The Bay Area's Creativity Gap

by Richard Winefield, Executive Director, Bay Area Discovery Museum

The Bay Area faces a challenge as important as our current financial and environmental challenges, but one that hasn't shown up on the radar. The way we are raising and educating our children is creating a creativity-gap, one that threats the Bay Area's standing as a world leader in technology and innovation. We are creating a generation woefully under-prepared to be creative thinkers and problem solvers, at a time when creativity is more important than ever.

As we move into the 21st century, our children face an unknowable future. Creativity, so-called right-brain skills, will be crucial. It's been estimated that in the next 100 years we'll achieve 1,000 years of scientific advances. The convergence of biotech, nanotech, robotics and artificial intelligence will create entirely new industries, and eliminate others. Radically changing demographics and globalization will add to the churn. Children (and adults) with good analytic skills but undeveloped creative abilities will be left behind, unable to foresee and plan for a fast-changing future. Success will hinge on the ability to anticipate trends, to recognize patterns in seemingly random events, and to come up with original ways to contribute to organizations and to society. Think this is alarmist? Tell it to the folks who used to work in the auto, textile, newspaper, photo finishing and retail book industries, to name just a few.

In today's classrooms creative abilities are usually under-valued, grouped into "the arts" and ignored until Friday afternoon free-time.

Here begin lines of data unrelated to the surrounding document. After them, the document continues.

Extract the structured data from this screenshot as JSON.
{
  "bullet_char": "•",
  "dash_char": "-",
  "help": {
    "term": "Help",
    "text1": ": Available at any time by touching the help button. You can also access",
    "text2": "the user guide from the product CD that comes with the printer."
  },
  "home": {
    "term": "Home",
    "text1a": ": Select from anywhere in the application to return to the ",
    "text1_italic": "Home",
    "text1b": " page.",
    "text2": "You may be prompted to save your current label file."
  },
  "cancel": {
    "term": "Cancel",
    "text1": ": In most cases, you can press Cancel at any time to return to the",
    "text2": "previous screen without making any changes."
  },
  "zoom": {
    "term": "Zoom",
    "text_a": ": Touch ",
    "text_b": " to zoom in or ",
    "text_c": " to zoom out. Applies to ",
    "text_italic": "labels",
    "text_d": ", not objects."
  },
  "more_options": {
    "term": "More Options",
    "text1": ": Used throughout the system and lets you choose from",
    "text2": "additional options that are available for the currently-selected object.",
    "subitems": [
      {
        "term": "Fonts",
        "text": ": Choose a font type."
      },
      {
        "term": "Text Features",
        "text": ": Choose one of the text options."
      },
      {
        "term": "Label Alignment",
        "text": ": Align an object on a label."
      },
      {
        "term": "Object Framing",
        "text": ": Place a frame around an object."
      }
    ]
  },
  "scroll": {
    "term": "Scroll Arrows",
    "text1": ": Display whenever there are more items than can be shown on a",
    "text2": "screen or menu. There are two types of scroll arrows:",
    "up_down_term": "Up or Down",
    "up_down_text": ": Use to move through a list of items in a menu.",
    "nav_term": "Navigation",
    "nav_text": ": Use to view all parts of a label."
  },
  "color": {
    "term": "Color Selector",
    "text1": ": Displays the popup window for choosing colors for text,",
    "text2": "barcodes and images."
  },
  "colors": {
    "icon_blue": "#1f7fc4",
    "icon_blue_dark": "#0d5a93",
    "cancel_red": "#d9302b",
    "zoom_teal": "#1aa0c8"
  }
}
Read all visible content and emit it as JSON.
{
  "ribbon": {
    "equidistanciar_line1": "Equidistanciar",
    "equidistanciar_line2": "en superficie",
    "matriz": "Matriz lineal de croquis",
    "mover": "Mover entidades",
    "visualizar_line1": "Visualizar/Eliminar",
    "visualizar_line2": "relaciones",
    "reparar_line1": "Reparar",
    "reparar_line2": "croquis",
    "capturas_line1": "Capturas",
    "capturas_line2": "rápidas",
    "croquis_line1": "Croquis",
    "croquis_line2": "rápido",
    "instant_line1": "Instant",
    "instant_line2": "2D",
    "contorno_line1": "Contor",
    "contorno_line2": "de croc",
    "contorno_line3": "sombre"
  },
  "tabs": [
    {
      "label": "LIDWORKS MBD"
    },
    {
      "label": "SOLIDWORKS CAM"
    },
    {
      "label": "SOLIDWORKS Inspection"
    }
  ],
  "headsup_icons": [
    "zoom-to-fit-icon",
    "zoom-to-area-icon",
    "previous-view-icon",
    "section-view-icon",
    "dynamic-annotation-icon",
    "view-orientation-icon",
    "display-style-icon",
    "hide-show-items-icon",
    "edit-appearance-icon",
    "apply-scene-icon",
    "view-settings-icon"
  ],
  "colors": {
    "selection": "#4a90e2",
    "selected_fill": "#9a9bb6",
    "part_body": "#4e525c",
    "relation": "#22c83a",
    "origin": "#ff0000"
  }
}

But the need for creativity is not limited to artists and writers; it will be required of leaders in the professions, in academia, in government, and in business. A good example of the creativity-gap can be found in the American auto industry, where left-brained industry-leaders focused on short-term numbers and "past practice," leading their industry to near-oblivion. These business leaders lacked the vision and creativity of their counterparts in other countries, and thousands of Americans are paying the price.

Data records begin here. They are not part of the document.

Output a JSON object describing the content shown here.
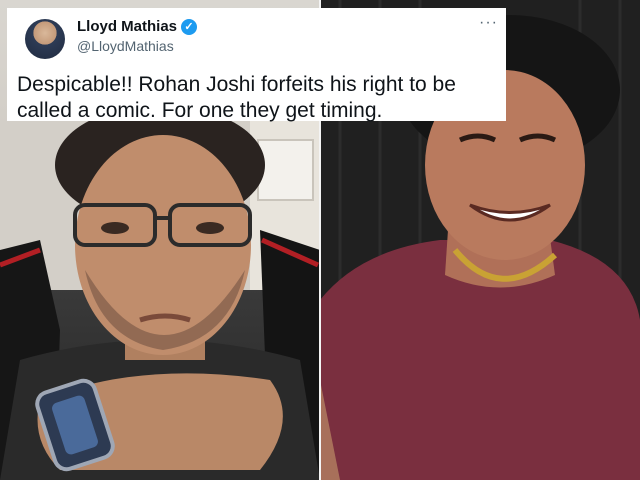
{
  "tweet": {
    "display_name": "Lloyd Mathias",
    "handle": "@LloydMathias",
    "verified_icon": "✓",
    "more_icon": "···",
    "text": "Despicable!! Rohan Joshi forfeits his right to be called a comic. For one they get timing."
  },
  "colors": {
    "verified": "#1d9bf0",
    "name_text": "#0f1419",
    "handle_text": "#536471"
  }
}
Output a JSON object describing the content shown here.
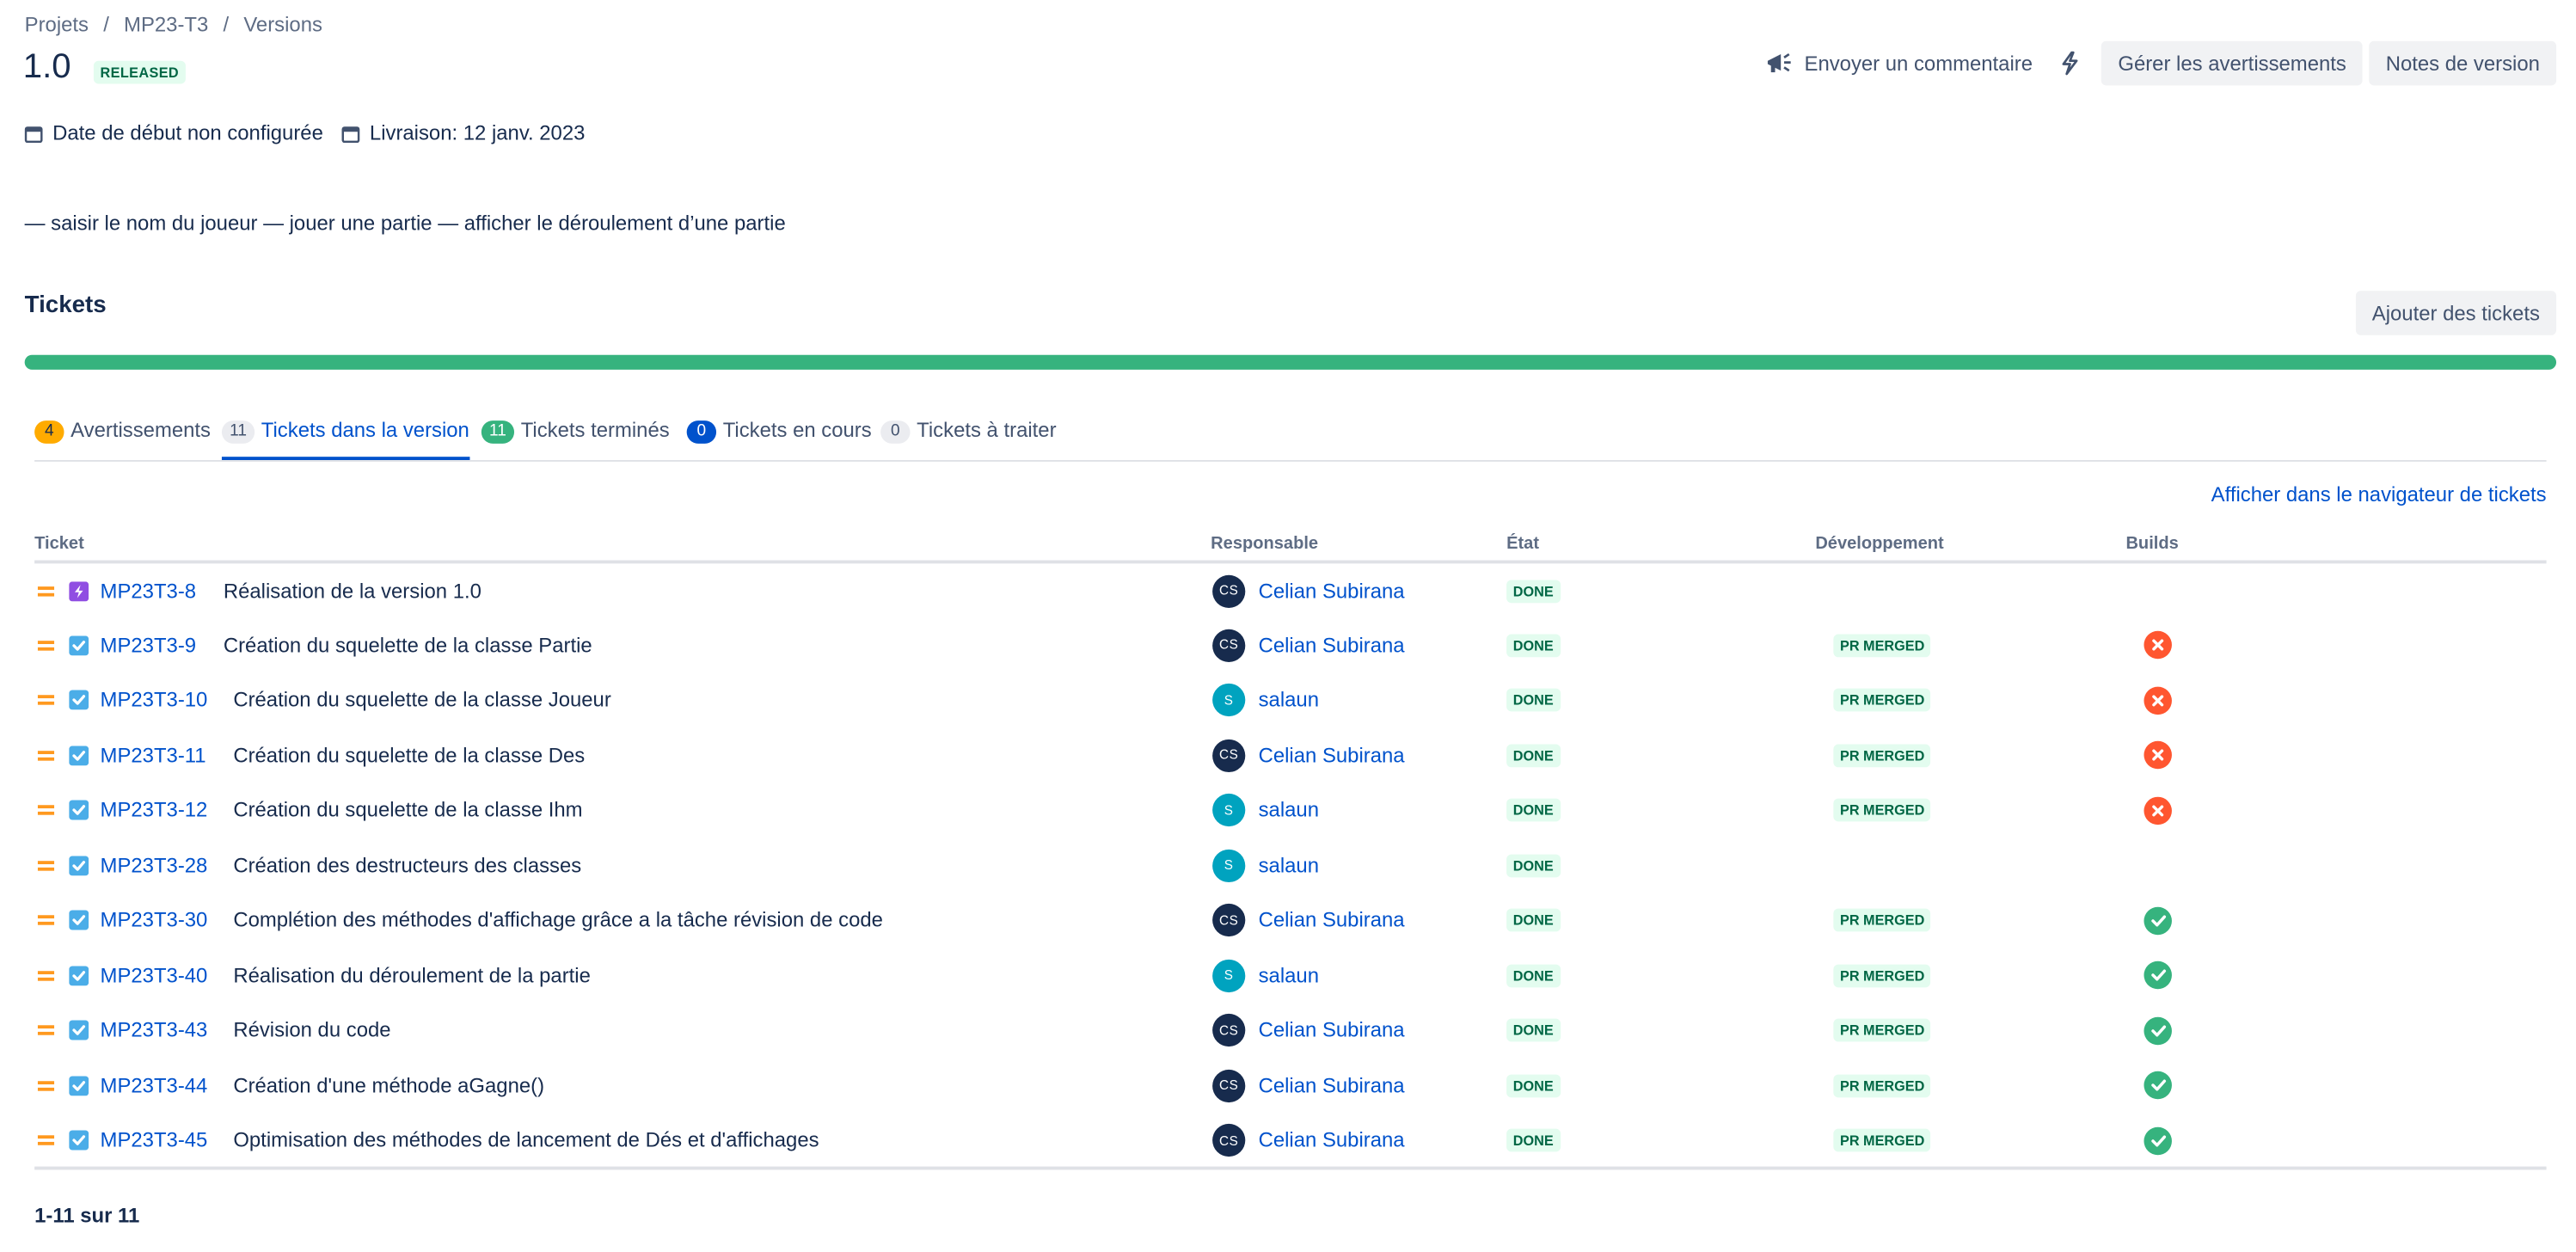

Next-generation leaders, i.e. today's toddlers and pre-schoolers, are “wired” to develop their creativity naturally and simply, through child-directed play. This is play in which the child, not parents or coaches, is at the center. When play is child-centered, kids are experimenting, trying new things, often failing but trying again and again to figure things out, all the while employing their curiosity and imagination. This is how the spark of creativity, inherent in all of us, is nurtured and developed. Adult-centered play can be useful and fun, but little league and dance class do not provide the opportunities for imagination and experimentation necessary for creativity.

By mid-century creative people will thrive, taking advantage of new and emerging technologies and finding opportunities for financial and personal growth. Those without creativity will assume lower-echelon jobs and positions, thankful for what they can find in a world where industries have either gone offshore to reduce costs, or have been made obsolete by technological advances. And it’s not just our children who are at risk; the Bay Area's future as a world leader in innovation and technology is at stake. The Bay Area has always valued and nurtured creativity, and it has paid us vast dividends. But today’s children in San Francisco and San Jose will someday be competing with today’s children in Sao Paulo, Shanghai and Seoul. If we do not quickly close our creativity-gap, other places will replace us on the cutting edge of innovation, job creation, and economic leadership.

At the museum where I work, and at children's museums nationally, we address this challenge everyday with our visitors, children 6 months to 8 years of age. We nurture future generations of creative thinkers and innovators by providing them with opportunities for creative, child-centered play. But our efforts are small compared with the need. We urge educators and parents to wake up to the critical need to nurture the creative potential within all children, by providing them with the opportunity to simply play, not in competition with other kids, not to develop technique, not with computers or pre-packaged games, but with their own ideas and imaginations. Our children need a heightened curiosity, the ability to take risks and try new things, and the joy of discovery and creativity. It is a certainty that, as author Daniel Pink has suggested, “Right-brainers will rule the future.” Let's make sure our children, and the Bay Area, are a big part of that future.